Giacomo Alaio is the chef and owner. Patricia’s is named after the family friend who loaned him money to open his first restaurant in 1991. Giacomo came to America when he was ten, and started working in restaurants by the ripe old age of 12. He got his cooking chops from his father, Antonio, who cooked for an Italian restaurant on Mulberry Street. Giacomo says he came to Williamsburg looking for a more international audience for his cooking, which sounds like a polite way of saying “those snooty Manhattan food writers won’t go the Bronx…”
Asked if he is worried that many hipsters are trend chasers and may not have the proper appreciation for “old world cuisine,” Giacomo shook his head and said, “I’m not worried, because I’m serving them real food, food that’s freshly made and delicious.” He points out that besides pizza and pasta, Patricia also has an extensive menu that offers seafood, meat, and vegetarian entrees. Prices are very family friendly. Pizza pies are $9 to $18 depending on size and toppings, wines ranges from $20 to $80 a bottle, and entrees runs from $12 to $24.
The pizza here is very good. The classic Margarita, with a thin and crispy crust, topped with juicy red tomatoes, fresh mozzarella and garnished with whole leaf basils is fresh and bright. Another good choice is the shrimp with zucchini pie, served with a sprinkling of Parmesan cheese; it was velvety and luxurious, though grilling the zucchini first would have made this pie less wet.

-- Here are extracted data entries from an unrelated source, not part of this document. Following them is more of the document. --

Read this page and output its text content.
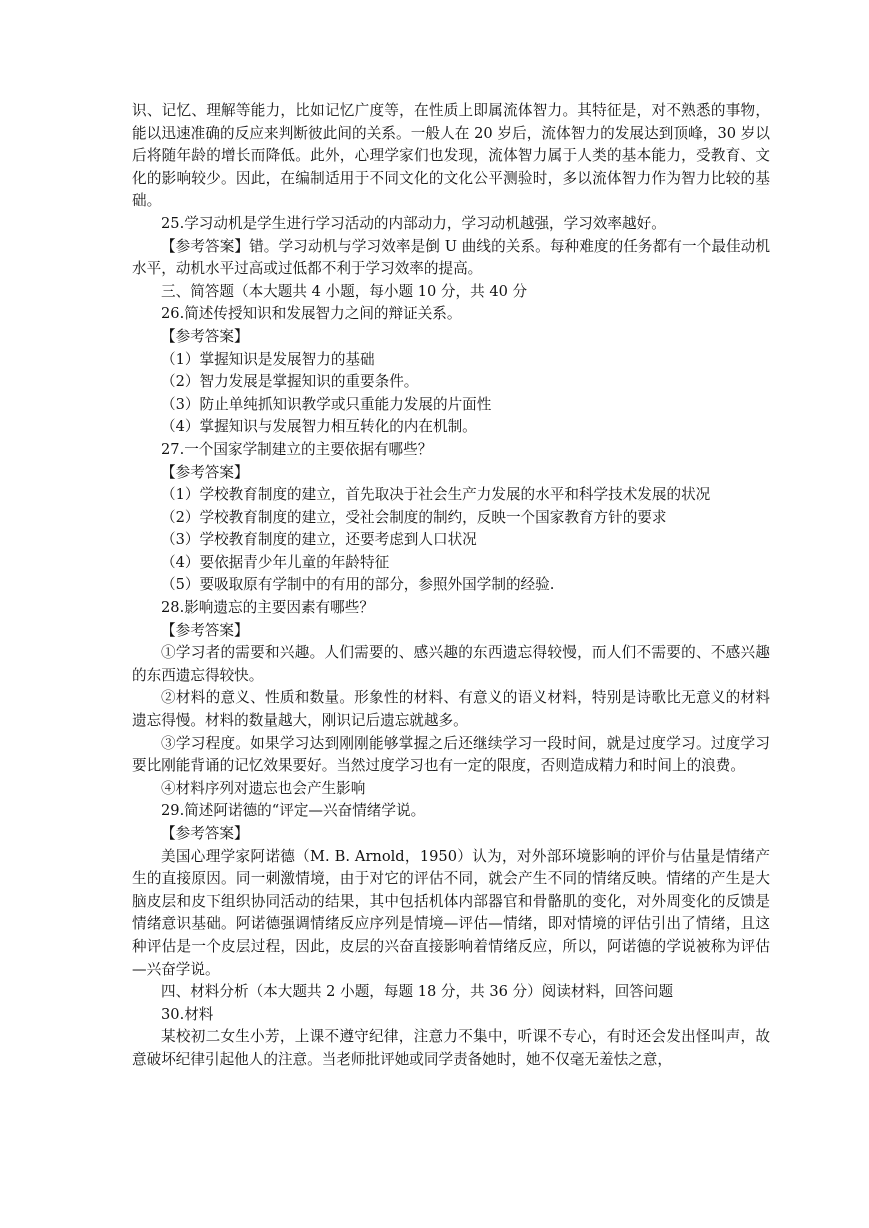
识、记忆、理解等能力，比如记忆广度等，在性质上即属流体智力。其特征是，对不熟悉的事物，能以迅速准确的反应来判断彼此间的关系。一般人在 20 岁后，流体智力的发展达到顶峰，30 岁以后将随年龄的增长而降低。此外，心理学家们也发现，流体智力属于人类的基本能力，受教育、文化的影响较少。因此，在编制适用于不同文化的文化公平测验时，多以流体智力作为智力比较的基础。
25.学习动机是学生进行学习活动的内部动力，学习动机越强，学习效率越好。
【参考答案】错。学习动机与学习效率是倒 U 曲线的关系。每种难度的任务都有一个最佳动机水平，动机水平过高或过低都不利于学习效率的提高。
三、简答题（本大题共 4 小题，每小题 10 分，共 40 分
26.简述传授知识和发展智力之间的辩证关系。
【参考答案】
（1）掌握知识是发展智力的基础
（2）智力发展是掌握知识的重要条件。
（3）防止单纯抓知识教学或只重能力发展的片面性
（4）掌握知识与发展智力相互转化的内在机制。
27.一个国家学制建立的主要依据有哪些？
【参考答案】
（1）学校教育制度的建立，首先取决于社会生产力发展的水平和科学技术发展的状况
（2）学校教育制度的建立，受社会制度的制约，反映一个国家教育方针的要求
（3）学校教育制度的建立，还要考虑到人口状况
（4）要依据青少年儿童的年龄特征
（5）要吸取原有学制中的有用的部分，参照外国学制的经验.
28.影响遗忘的主要因素有哪些？
【参考答案】
①学习者的需要和兴趣。人们需要的、感兴趣的东西遗忘得较慢，而人们不需要的、不感兴趣的东西遗忘得较快。
②材料的意义、性质和数量。形象性的材料、有意义的语义材料，特别是诗歌比无意义的材料遗忘得慢。材料的数量越大，刚识记后遗忘就越多。
③学习程度。如果学习达到刚刚能够掌握之后还继续学习一段时间，就是过度学习。过度学习要比刚能背诵的记忆效果要好。当然过度学习也有一定的限度，否则造成精力和时间上的浪费。
④材料序列对遗忘也会产生影响
29.简述阿诺德的“评定—兴奋情绪学说。
【参考答案】
美国心理学家阿诺德（M. B. Arnold，1950）认为，对外部环境影响的评价与估量是情绪产生的直接原因。同一刺激情境，由于对它的评估不同，就会产生不同的情绪反映。情绪的产生是大脑皮层和皮下组织协同活动的结果，其中包括机体内部器官和骨骼肌的变化，对外周变化的反馈是情绪意识基础。阿诺德强调情绪反应序列是情境—评估—情绪，即对情境的评估引出了情绪，且这种评估是一个皮层过程，因此，皮层的兴奋直接影响着情绪反应，所以，阿诺德的学说被称为评估—兴奋学说。
四、材料分析（本大题共 2 小题，每题 18 分，共 36 分）阅读材料，回答问题
30.材料
某校初二女生小芳，上课不遵守纪律，注意力不集中，听课不专心，有时还会发出怪叫声，故意破坏纪律引起他人的注意。当老师批评她或同学责备她时，她不仅毫无羞怯之意，
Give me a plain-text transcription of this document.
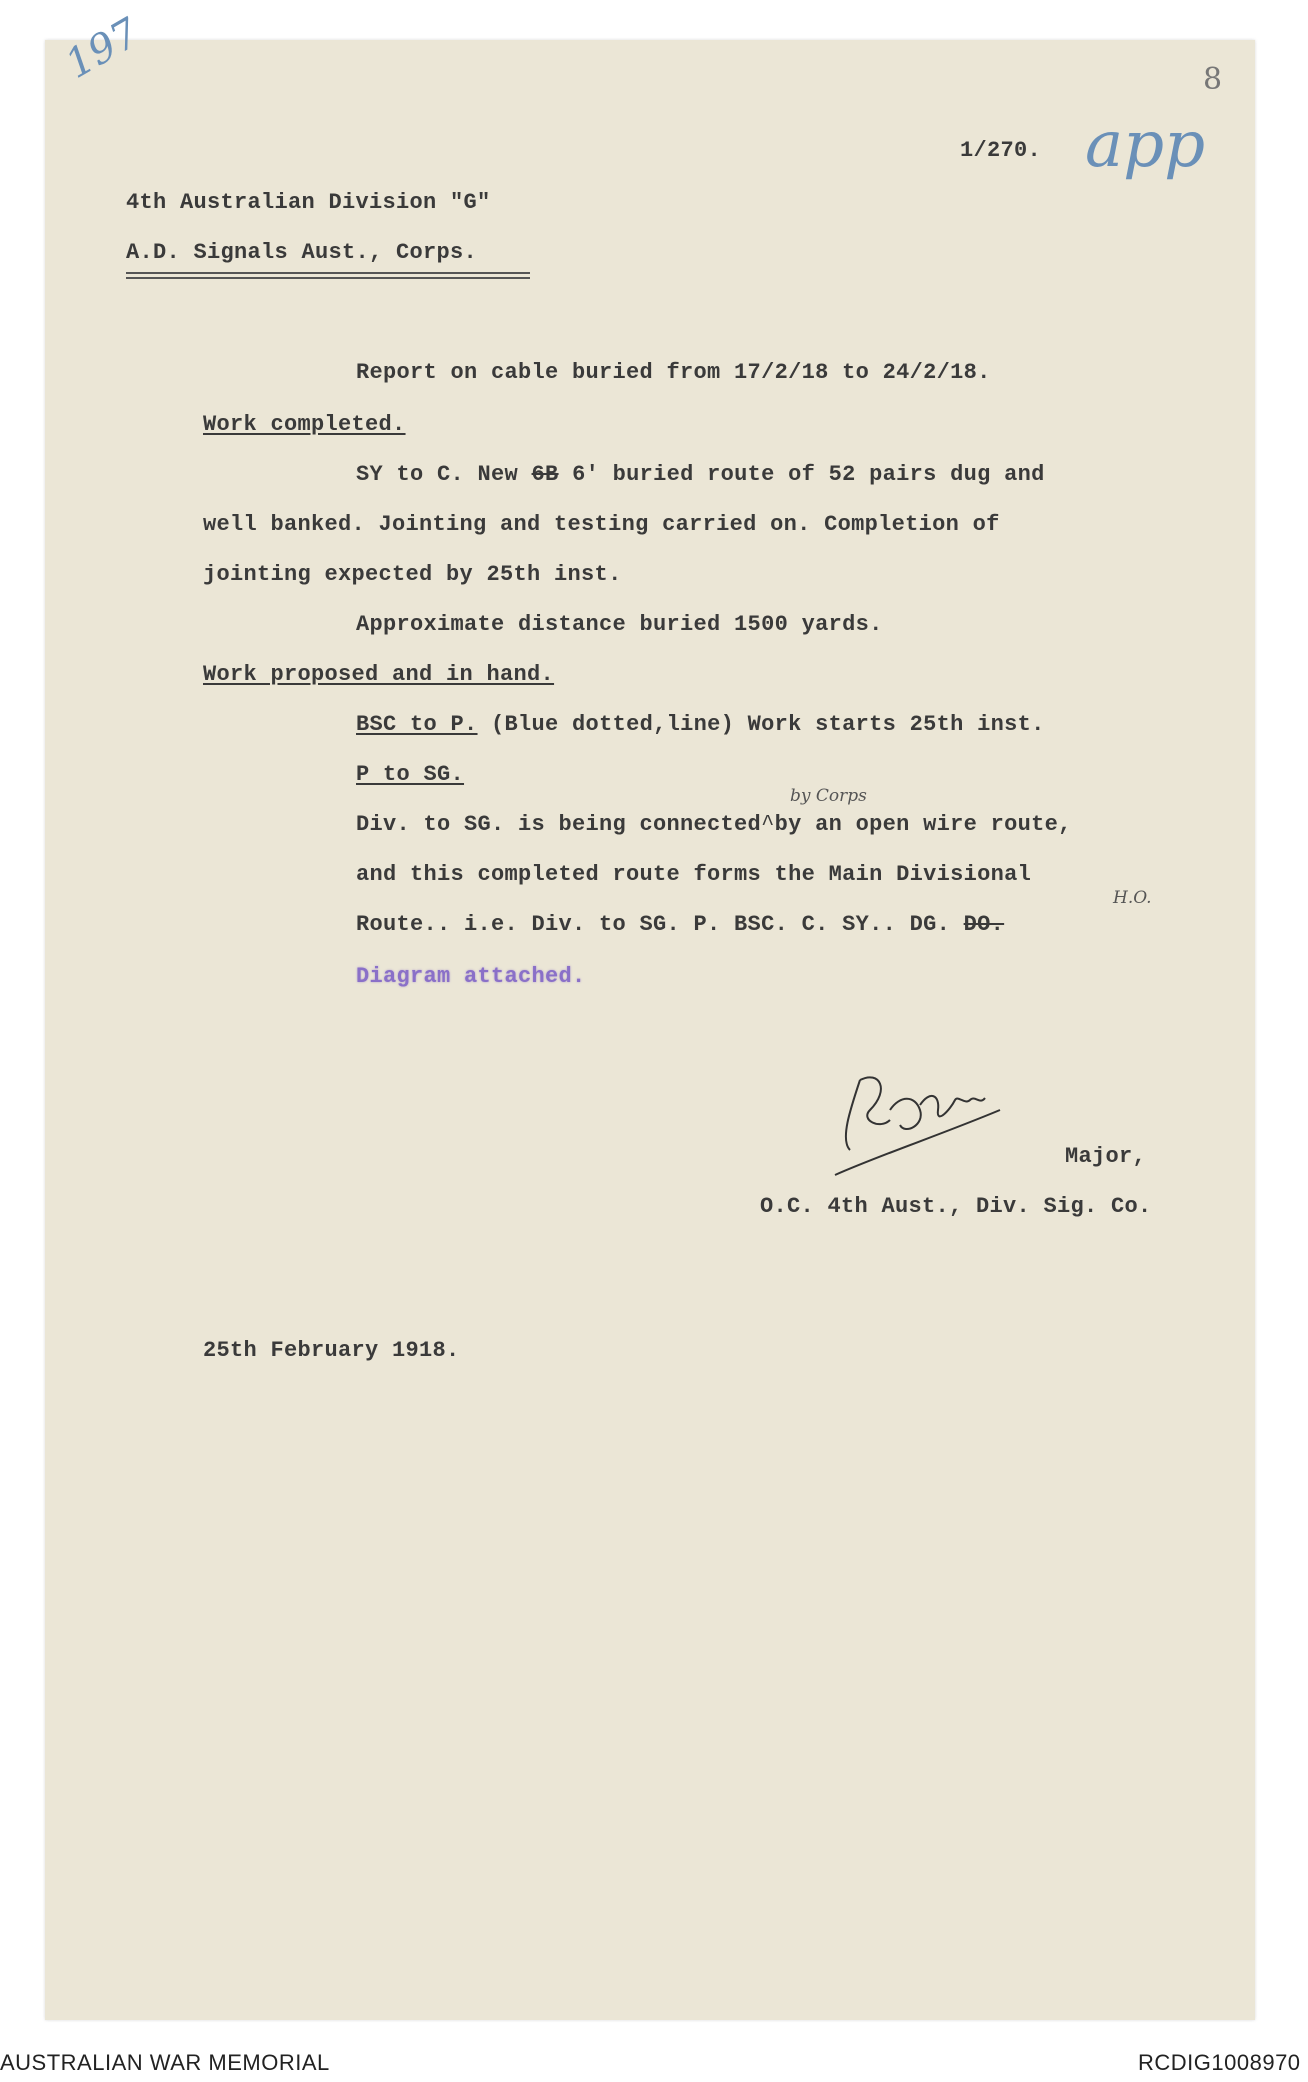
197	8
app
1/270.
4th Australian Division "G"
A.D. Signals Aust., Corps.
Report on cable buried from 17/2/18 to 24/2/18.
Work completed.
SY to C. New 6B 6' buried route of 52 pairs dug and
well banked. Jointing and testing carried on. Completion of
jointing expected by 25th inst.
Approximate distance buried 1500 yards.
Work proposed and in hand.
BSC to P. (Blue dotted,line) Work starts 25th inst.
P to SG.
by Corps
Div. to SG. is being connected^by an open wire route,
and this completed route forms the Main Divisional
H.O.
Route.. i.e. Div. to SG. P. BSC. C. SY.. DG. DO.
Diagram attached.
Major,
O.C. 4th Aust., Div. Sig. Co.
25th February 1918.
AUSTRALIAN WAR MEMORIAL	RCDIG1008970
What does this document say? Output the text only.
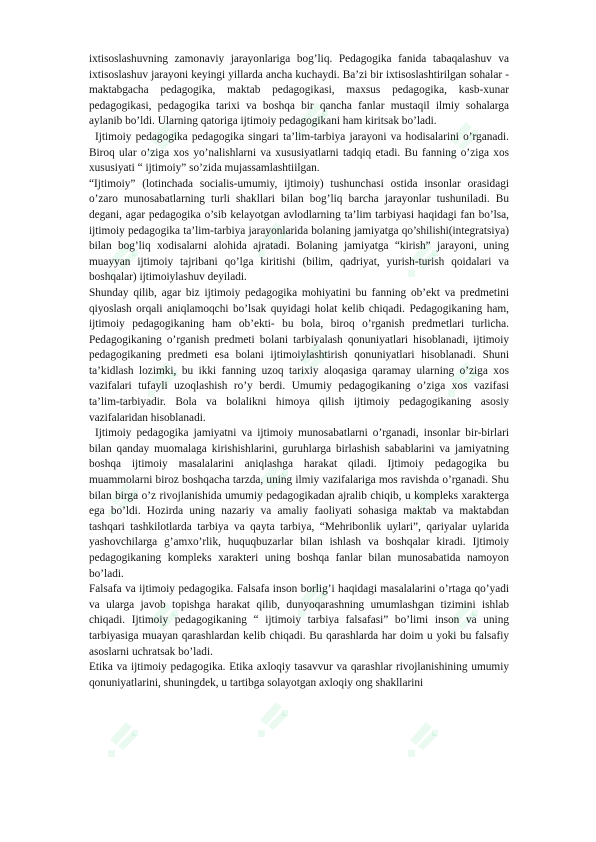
ixtisoslashuvning zamonaviy jarayonlariga bog’liq. Pedagogika fanida tabaqalashuv va ixtisoslashuv jarayoni keyingi yillarda ancha kuchaydi. Ba’zi bir ixtisoslashtirilgan sohalar - maktabgacha pedagogika, maktab pedagogikasi, maxsus pedagogika, kasb-xunar pedagogikasi, pedagogika tarixi va boshqa bir qancha fanlar mustaqil ilmiy sohalarga aylanib bo’ldi. Ularning qatoriga ijtimoiy pedagogikani ham kiritsak bo’ladi.

Ijtimoiy pedagogika pedagogika singari ta’lim-tarbiya jarayoni va hodisalarini o’rganadi. Biroq ular o’ziga xos yo’nalishlarni va xususiyatlarni tadqiq etadi. Bu fanning o’ziga xos xususiyati “ ijtimoiy” so’zida mujassamlashtiilgan.

“Ijtimoiy” (lotinchada socialis-umumiy, ijtimoiy) tushunchasi ostida insonlar orasidagi o’zaro munosabatlarning turli shakllari bilan bog’liq barcha jarayonlar tushuniladi. Bu degani, agar pedagogika o’sib kelayotgan avlodlarning ta’lim tarbiyasi haqidagi fan bo’lsa, ijtimoiy pedagogika ta’lim-tarbiya jarayonlarida bolaning jamiyatga qo’shilishi(integratsiya) bilan bog’liq xodisalarni alohida ajratadi. Bolaning jamiyatga “kirish” jarayoni, uning muayyan ijtimoiy tajribani qo’lga kiritishi (bilim, qadriyat, yurish-turish qoidalari va boshqalar) ijtimoiylashuv deyiladi.

Shunday qilib, agar biz ijtimoiy pedagogika mohiyatini bu fanning ob’ekt va predmetini qiyoslash orqali aniqlamoqchi bo’lsak quyidagi holat kelib chiqadi. Pedagogikaning ham, ijtimoiy pedagogikaning ham ob’ekti- bu bola, biroq o’rganish predmetlari turlicha. Pedagogikaning o’rganish predmeti bolani tarbiyalash qonuniyatlari hisoblanadi, ijtimoiy pedagogikaning predmeti esa bolani ijtimoiylashtirish qonuniyatlari hisoblanadi. Shuni ta’kidlash lozimki, bu ikki fanning uzoq tarixiy aloqasiga qaramay ularning o’ziga xos vazifalari tufayli uzoqlashish ro’y berdi. Umumiy pedagogikaning o’ziga xos vazifasi ta’lim-tarbiyadir. Bola va bolalikni himoya qilish ijtimoiy pedagogikaning asosiy vazifalaridan hisoblanadi.

Ijtimoiy pedagogika jamiyatni va ijtimoiy munosabatlarni o’rganadi, insonlar bir-birlari bilan qanday muomalaga kirishishlarini, guruhlarga birlashish sabablarini va jamiyatning boshqa ijtimoiy masalalarini aniqlashga harakat qiladi. Ijtimoiy pedagogika bu muammolarni biroz boshqacha tarzda, uning ilmiy vazifalariga mos ravishda o’rganadi. Shu bilan birga o’z rivojlanishida umumiy pedagogikadan ajralib chiqib, u kompleks xarakterga ega bo’ldi. Hozirda uning nazariy va amaliy faoliyati sohasiga maktab va maktabdan tashqari tashkilotlarda tarbiya va qayta tarbiya, “Mehribonlik uylari”, qariyalar uylarida yashovchilarga g’amxo’rlik, huquqbuzarlar bilan ishlash va boshqalar kiradi. Ijtimoiy pedagogikaning kompleks xarakteri uning boshqa fanlar bilan munosabatida namoyon bo’ladi.

Falsafa va ijtimoiy pedagogika. Falsafa inson borlig’i haqidagi masalalarini o’rtaga qo’yadi va ularga javob topishga harakat qilib, dunyoqarashning umumlashgan tizimini ishlab chiqadi. Ijtimoiy pedagogikaning “ ijtimoiy tarbiya falsafasi” bo’limi inson va uning tarbiyasiga muayan qarashlardan kelib chiqadi. Bu qarashlarda har doim u yoki bu falsafiy asoslarni uchratsak bo’ladi.

Etika va ijtimoiy pedagogika. Etika axloqiy tasavvur va qarashlar rivojlanishining umumiy qonuniyatlarini, shuningdek, u tartibga solayotgan axloqiy ong shakllarini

There are many seafood dishes on the menu, among them is the baby octopus, simply grilled in the pizza oven with just a touch of salt and rosemary. It was sweet and tender. The seafood salad was briny and brimming with shrimp, squid, and crunchy bits of celery; you can almost feel the Mediterranean Sea breeze sweep through the cavernous room. There are a couple of specials that I think should be added to the menu, one is a roasted Italian vegetable medley that has the taste of fire and good olive oil, and another is a Japanese-style eggplant, cooked in a rich, mysterious meat sauce. Those are two dishes I would love to have again and again. The wine collection comes from all over the world, with an emphasis on different regions of Italy.
Patricia’s is one of those fabled Italian restaurants where everybody can get what they want and be happy with their choices. The kids can have pizza or spaghetti with meatballs, Mom and Dad can get the chicken with broccoli rabe and Pinot Grigio from Trentino, the Grandparents can get Penne alla Norma (Penne with baby eggplant and aged ricotta) with a glass of Chianti, and the uncle who works for Goldman Sachs can go for the Chilean Sea Bass with baby clams in a wine sauce and a bottle of Brunello di Montalcino from Tuscany.
Having spent a couple of my childhood years in Da Bronx, I know that the Bronx is to New York as Texas is to America; everything is bigger there, the apartments, the parks, the food portions, the hearts, especially the hearts. In ‘Too Cool for Stew’ Williamsburg, Patricia’s may just be the warmest spot in the neighborhood.